3 milyon kişinin hayatını kaybettiği Bengal kıtlığı
Amerikalı ve Hint araştırmacıların yürüttüğü çalışmada, eski İngiltere Başbakanı Churchill’in politikalarının 1943’te 3 milyon kişinin hayatını kaybettiği Bengal kıtlığına etkisi olduğu belirtildi
İngiltere’nin eski başbakanlarından Winston Churchill’in politikalarının, 1943 yılında alt kıtada yaşanan 3 milyon kişinin hayatını kaybettiği Bengal kıtlığına etkisi olduğu belirtildi Tüm dünyada büyük yankı uyandıran Bengal Kıtlığı olayı, 2. Dünya Savaşı esnasında Britanya Hindistan’ında yer alan 60,3 Milyon nüfusa sahip olan Bengal’de yaşandı
Bengal nüfusunun 2 ila 4 milyonluk bir kesimi açlık, sıtma, sağlıksız koşullar, yetersiz beslenme ve nüfusun yer değiştirmesi gibi nedenlerden dolayı artan bir kıtlık ile karşı karşıya geldi. Ekonominin büyük bölümünün altüst olması, milyonlarca insanın fakirleşmesini meydana getirdi.
Erkekler, çiftliklerini satıp orduya katılırken, kadınlar ve çocuklar büyük şehirlere göç eden evsizlere katıldılar. Tarihçiler, meydana gelmiş bu büyük kıtlığı “insan yapımı” olarak nitelendiriyor.
Savaş zamanı sömürge politikalarının bu duruma yol açtığı ve daha sonra artan krizle beraber önlenemez olduğu vurgulanıyor. Büyük çoğunluk kıtlığı insan yapımı olarak nitelendirse de çok küçük bir azınlık “doğal nedenlerden” dolayı meydana geldiğini düşünüyor.

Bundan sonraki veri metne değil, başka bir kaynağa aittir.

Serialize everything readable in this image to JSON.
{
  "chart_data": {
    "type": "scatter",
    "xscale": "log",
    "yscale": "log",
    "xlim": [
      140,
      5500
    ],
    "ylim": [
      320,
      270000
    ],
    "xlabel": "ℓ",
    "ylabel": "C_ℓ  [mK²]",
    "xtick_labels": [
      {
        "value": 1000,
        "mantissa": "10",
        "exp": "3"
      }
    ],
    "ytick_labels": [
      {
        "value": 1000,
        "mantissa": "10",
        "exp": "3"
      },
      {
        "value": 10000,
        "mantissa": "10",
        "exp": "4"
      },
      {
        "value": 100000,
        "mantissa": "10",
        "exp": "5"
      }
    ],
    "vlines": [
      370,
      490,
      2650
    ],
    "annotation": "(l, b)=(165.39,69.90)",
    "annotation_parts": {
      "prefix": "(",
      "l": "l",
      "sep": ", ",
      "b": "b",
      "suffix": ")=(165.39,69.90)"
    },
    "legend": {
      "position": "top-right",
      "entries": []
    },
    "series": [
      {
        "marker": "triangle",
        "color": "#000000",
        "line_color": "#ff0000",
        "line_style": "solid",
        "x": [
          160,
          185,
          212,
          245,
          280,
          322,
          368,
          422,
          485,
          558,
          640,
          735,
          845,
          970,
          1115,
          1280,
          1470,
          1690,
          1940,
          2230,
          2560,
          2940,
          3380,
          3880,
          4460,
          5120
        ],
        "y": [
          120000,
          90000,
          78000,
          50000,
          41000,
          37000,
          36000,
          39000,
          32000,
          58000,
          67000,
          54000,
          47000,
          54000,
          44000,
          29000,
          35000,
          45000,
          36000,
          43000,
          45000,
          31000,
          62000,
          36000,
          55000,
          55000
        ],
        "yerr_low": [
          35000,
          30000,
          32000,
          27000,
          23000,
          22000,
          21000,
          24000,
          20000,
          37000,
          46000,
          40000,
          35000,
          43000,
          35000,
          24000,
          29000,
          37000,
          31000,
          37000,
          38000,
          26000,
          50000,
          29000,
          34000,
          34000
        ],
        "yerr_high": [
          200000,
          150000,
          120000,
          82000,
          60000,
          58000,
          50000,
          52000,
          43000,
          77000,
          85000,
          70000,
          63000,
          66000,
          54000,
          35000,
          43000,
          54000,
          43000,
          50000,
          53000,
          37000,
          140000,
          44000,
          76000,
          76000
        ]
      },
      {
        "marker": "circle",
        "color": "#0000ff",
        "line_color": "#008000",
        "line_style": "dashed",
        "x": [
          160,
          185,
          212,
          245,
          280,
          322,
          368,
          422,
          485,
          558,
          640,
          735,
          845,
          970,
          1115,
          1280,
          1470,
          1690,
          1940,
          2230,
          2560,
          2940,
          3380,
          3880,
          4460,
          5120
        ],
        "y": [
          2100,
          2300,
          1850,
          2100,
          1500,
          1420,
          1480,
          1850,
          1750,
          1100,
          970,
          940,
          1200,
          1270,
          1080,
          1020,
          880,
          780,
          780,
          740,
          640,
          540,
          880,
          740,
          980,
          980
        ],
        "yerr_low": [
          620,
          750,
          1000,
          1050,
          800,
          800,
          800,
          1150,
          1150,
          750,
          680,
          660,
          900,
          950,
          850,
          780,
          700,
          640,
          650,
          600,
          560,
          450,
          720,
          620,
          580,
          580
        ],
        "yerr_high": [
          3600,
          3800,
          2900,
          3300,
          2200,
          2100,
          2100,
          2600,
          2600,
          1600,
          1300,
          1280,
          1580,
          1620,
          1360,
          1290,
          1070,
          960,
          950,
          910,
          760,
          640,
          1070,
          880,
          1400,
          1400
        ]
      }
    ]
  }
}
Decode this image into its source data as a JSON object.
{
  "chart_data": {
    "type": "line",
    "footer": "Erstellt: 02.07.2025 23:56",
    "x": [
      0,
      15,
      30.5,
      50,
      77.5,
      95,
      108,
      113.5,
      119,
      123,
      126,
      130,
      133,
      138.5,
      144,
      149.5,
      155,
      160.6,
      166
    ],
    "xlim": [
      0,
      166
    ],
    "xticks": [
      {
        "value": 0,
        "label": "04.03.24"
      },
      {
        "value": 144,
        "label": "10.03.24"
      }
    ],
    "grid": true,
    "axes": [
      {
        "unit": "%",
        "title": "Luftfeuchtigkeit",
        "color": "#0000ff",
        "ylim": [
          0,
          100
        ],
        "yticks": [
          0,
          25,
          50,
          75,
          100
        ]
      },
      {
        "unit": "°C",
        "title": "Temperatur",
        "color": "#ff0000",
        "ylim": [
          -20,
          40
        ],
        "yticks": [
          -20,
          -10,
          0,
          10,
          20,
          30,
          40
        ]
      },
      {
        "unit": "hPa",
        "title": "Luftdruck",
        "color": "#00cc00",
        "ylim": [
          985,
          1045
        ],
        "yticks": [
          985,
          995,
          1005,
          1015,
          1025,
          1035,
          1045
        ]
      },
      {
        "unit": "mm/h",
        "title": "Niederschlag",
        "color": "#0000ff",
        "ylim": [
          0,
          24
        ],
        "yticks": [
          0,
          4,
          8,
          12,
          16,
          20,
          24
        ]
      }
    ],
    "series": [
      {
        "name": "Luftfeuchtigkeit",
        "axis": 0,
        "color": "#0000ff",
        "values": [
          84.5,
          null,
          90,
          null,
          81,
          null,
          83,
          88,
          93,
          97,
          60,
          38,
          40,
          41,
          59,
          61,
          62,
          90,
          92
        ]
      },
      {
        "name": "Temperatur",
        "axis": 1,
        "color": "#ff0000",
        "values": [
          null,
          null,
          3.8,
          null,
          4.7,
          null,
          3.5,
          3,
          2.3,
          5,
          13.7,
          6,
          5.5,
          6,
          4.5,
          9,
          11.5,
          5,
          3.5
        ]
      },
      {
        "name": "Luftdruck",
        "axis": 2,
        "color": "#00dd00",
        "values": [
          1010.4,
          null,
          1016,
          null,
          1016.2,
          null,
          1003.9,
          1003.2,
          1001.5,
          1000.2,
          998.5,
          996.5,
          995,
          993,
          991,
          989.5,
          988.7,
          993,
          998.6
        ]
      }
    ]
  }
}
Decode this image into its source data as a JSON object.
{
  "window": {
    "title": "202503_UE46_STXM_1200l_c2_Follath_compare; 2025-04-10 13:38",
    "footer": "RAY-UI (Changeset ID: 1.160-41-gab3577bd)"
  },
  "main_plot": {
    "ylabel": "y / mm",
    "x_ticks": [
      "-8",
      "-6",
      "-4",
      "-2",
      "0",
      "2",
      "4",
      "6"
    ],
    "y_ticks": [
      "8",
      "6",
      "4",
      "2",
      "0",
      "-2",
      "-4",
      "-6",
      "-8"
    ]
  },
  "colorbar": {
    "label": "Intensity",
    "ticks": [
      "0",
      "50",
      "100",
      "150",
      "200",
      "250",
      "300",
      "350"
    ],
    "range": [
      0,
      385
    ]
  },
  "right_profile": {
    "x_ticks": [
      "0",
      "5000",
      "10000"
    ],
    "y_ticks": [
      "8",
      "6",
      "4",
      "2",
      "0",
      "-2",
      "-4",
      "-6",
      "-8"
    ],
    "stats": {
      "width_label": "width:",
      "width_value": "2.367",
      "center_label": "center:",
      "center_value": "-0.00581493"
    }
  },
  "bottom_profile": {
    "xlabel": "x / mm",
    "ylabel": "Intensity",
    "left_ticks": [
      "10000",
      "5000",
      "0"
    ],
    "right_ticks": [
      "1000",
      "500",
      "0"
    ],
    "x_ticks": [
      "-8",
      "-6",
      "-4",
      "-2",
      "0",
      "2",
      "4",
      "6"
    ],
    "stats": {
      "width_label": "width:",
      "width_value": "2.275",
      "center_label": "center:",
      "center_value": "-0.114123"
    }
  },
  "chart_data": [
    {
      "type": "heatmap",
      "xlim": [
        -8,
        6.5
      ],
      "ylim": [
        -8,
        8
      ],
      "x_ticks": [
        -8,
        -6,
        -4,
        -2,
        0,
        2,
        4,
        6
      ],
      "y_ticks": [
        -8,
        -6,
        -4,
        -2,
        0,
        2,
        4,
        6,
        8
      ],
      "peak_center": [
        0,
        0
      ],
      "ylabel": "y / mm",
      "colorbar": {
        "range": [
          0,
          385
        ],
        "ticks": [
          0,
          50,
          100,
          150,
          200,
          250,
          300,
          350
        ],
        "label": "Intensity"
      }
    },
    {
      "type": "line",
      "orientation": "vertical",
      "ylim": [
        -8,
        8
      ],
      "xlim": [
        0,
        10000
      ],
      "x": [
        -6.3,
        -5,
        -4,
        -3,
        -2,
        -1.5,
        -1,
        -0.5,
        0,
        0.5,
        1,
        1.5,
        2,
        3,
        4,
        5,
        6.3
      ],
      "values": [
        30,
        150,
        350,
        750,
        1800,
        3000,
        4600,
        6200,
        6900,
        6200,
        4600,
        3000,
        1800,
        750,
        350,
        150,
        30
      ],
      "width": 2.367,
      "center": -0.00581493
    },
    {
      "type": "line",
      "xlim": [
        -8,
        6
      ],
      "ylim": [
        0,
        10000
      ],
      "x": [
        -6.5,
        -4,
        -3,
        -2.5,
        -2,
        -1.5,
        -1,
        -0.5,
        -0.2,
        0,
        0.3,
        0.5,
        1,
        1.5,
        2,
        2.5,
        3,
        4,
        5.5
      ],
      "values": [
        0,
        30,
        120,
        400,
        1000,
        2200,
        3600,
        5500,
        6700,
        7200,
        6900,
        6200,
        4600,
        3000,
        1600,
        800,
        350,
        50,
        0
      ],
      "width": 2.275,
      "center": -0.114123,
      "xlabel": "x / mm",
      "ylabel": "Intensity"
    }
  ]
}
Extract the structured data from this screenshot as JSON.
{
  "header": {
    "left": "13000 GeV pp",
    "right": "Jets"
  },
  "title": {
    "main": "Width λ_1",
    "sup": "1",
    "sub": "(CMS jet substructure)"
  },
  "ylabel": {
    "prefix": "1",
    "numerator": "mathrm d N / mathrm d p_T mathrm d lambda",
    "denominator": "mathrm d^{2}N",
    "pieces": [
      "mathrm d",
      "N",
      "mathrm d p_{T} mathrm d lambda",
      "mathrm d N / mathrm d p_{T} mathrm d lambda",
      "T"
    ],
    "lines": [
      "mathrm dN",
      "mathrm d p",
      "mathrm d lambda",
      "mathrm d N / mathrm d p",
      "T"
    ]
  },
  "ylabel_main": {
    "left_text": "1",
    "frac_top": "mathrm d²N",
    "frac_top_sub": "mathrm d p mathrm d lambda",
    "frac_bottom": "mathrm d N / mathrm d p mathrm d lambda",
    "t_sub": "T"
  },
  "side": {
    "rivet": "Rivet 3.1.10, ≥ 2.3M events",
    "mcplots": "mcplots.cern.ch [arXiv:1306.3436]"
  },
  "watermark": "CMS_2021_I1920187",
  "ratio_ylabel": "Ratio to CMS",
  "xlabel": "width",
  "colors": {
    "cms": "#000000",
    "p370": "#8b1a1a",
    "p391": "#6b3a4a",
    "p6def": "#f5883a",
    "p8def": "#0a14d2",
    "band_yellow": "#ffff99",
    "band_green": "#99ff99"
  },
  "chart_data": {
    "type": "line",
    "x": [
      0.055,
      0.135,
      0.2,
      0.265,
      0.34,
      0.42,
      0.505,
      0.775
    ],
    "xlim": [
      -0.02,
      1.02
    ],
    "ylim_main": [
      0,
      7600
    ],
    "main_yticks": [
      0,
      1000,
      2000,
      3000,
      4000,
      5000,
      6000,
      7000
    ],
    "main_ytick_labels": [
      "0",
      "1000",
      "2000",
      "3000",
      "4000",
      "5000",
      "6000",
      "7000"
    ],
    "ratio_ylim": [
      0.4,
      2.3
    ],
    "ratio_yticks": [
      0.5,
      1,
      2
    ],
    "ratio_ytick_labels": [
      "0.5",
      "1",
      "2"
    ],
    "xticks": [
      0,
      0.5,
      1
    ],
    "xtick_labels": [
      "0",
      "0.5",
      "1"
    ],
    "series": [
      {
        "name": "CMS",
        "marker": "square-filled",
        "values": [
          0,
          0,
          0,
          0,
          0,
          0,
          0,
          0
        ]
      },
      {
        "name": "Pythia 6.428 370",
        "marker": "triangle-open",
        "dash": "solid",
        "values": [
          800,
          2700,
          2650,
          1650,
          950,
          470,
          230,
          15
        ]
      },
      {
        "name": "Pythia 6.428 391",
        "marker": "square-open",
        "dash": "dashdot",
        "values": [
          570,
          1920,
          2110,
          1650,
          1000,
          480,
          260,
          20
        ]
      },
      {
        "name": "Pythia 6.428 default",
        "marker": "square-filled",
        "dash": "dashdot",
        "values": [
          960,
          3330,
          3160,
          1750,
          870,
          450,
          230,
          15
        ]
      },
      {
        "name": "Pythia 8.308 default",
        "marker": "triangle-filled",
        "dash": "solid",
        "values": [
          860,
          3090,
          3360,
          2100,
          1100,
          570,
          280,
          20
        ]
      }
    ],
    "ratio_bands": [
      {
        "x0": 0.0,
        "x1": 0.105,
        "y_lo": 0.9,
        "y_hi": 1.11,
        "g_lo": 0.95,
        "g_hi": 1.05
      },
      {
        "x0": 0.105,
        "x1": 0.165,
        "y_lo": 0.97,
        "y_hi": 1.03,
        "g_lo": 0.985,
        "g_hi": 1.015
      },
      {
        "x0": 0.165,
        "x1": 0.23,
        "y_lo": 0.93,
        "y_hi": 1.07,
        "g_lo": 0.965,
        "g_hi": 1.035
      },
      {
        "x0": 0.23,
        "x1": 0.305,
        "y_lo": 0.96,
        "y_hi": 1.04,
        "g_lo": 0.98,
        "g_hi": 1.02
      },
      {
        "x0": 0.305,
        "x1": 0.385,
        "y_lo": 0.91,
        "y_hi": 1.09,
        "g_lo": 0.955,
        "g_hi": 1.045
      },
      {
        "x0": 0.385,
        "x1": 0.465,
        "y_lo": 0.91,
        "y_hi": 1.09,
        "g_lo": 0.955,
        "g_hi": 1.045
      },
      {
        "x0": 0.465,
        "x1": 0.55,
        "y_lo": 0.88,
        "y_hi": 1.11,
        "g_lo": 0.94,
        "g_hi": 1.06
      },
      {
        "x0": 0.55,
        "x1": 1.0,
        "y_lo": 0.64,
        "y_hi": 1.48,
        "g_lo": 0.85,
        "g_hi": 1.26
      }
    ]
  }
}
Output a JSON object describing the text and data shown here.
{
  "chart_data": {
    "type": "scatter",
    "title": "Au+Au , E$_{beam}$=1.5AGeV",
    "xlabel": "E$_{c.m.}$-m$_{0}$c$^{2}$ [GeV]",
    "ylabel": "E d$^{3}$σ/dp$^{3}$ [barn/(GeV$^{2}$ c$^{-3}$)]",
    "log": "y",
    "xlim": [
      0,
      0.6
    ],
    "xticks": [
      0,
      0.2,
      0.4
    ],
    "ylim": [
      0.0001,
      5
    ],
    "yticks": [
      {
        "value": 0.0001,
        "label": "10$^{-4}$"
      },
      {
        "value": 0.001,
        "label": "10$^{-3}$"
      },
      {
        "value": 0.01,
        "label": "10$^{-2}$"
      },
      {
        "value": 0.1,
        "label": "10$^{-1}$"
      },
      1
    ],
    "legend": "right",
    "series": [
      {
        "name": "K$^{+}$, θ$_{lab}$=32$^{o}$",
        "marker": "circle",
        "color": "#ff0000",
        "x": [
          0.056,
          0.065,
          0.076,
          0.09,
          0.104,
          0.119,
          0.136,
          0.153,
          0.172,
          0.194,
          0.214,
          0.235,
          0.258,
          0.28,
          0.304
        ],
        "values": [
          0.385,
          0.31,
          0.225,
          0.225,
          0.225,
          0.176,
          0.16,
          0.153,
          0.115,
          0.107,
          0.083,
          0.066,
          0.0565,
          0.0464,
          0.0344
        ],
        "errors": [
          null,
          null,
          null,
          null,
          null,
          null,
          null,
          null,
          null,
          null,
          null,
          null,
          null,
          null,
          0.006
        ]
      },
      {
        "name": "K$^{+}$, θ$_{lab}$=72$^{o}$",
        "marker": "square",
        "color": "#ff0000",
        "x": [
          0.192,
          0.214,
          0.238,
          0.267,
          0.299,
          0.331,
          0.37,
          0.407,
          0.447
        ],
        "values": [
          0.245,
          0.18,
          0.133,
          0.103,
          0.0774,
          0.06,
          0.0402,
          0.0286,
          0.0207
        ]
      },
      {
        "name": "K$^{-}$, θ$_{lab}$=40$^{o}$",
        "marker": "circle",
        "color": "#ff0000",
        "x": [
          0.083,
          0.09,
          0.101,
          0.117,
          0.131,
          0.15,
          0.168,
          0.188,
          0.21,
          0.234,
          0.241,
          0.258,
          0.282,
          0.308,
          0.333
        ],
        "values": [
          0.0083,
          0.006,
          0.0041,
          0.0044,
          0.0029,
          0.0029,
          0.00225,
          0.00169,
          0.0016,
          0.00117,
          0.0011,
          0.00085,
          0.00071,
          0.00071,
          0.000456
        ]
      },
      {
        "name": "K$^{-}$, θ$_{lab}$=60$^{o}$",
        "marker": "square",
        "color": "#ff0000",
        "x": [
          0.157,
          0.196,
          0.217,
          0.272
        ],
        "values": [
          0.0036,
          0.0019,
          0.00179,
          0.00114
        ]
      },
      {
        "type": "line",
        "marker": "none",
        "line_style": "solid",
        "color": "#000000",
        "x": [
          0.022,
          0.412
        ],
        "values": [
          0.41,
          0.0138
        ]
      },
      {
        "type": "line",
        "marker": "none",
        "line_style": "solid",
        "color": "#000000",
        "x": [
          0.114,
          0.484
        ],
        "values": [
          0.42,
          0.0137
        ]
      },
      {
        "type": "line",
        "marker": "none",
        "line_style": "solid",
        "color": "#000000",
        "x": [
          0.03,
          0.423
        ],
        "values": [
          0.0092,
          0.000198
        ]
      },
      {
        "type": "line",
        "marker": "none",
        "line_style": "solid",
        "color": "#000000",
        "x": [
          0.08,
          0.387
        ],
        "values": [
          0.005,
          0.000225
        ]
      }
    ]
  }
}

Bengal kıtlığında askeri masrafların finansmanını sağlayabilmek adına binlerce köylüden arazileri tahsis edildi. Üstelik çiftçiler hasatlarına göre değil, standart bir maaş aldı. Öncelikli konumda yer alanlara mal ve hizmetlere erişim kolaylığı sağlandı. Böylece tahıllara erişim kısıtı gelmiş oldu.
Yerel kaynaklarla erişim kısıtı varken bir de uluslararası ithalata erişim Churchill’in savaş kabinesi tarafından reddedilmişti.
İnsanlar her geçen gün ölmeye devam ederken, eyalet hükûmeti herhangi bir kıtlığın olduğunu reddediyordu. Üstelik insani yardım, krizin en kötü şekilde vurduğu aylarda etkili değildi. Hindistan ordusu, Ekim 1943 tarihinde fonların kontrolünü ele geçirmeyi başardı ve bununla beraber yardımlar da büyük ölçüde artışa geçti.
Buna rağmen esas rahatlama Aralık ayında meydana gelen rekor seviyedeki pirinç hasadından sonra oluştu. Açlıktan meydana gelen ölümler büyük oranda azaldı, ancak kıtlıkla ilişkili olan ölümlerin büyük bir çoğunluğu 1944 yılında gerçekleşti.
Gıda güvenliği krizi ortadan kalkınca ölümlerin yarıdan fazlası hastalık olarak meydana geldi.